特に限定せず糖尿病患者さま一般を対象に診療を行っています。外来でのインスリン導入や自己血糖測定の指導、栄養指導、フットケアなども積極的に行っています。
糖尿病は根治することはできませんが、コントロールできる病気です。しかし、糖尿病治療薬の種類も増え、いくつもの新しいインスリンが使用できるようになっても、血糖コントロールは容易ではありません。それは患者さまに食事療法・運動療法といった基本の治療を実践・継続してもらうのが難しいからと考えられます。

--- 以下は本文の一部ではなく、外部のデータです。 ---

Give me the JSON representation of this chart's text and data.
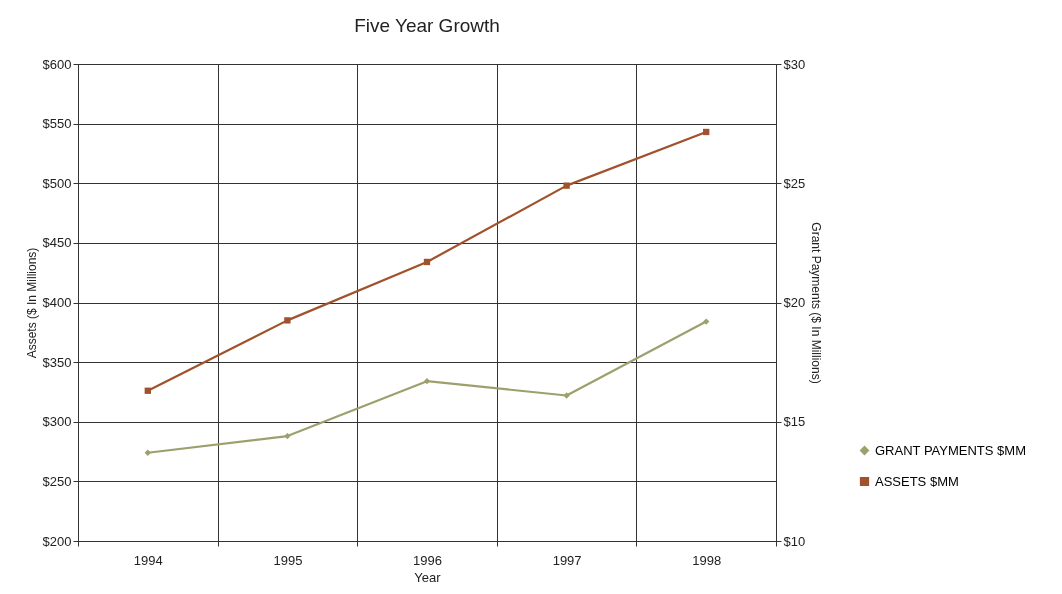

糖尿病専門外来では、専門医による通常の糖尿病診療に加え、糖尿病療養指導士による指導を行っています。現在当院には糖尿病看護認定看護師1人と看護師・管理栄養士・臨床検査技師の糖尿病療養指導士が16人在籍しています。そして交替で内科外来に待機し、簡単な栄養相談、自己血糖測定やインスリン注射の手技の指導や見直し確認、フットケアなどを行っています。
複数の専門職種スタッフが患者さまと直接対話し、そこから患者さまが自ら積極的に療養に取り組むきっかけを作ることができるよう配慮しています。
外来糖尿病患者数は約1,600人、教育入院患者数は107人です。
フットケアをこの場でご紹介します。実際のフットケアは、まず足の状態の観察から始めます。色や血流はどうか、角質・タコ・ウオノメ・巻爪はどうか、感染や白癬はないか、神経障害の有無などを確認します。患者さまにも鏡を使って足底までよく見ていただきます。
本格的な処置は、外来の専用室で糖尿病療養指導士が行います。足浴で十分に角質を軟らかくした後、専用の道具も使用して余分な角質・タコ・ウオノメの処置や軽症の巻爪の処置などを行っています。さらにクリームや抗真菌剤を使用し、今後のメンテナンスについても指導します。この処置は時間を要しますが、非常に効果があり患者さまにも好評です。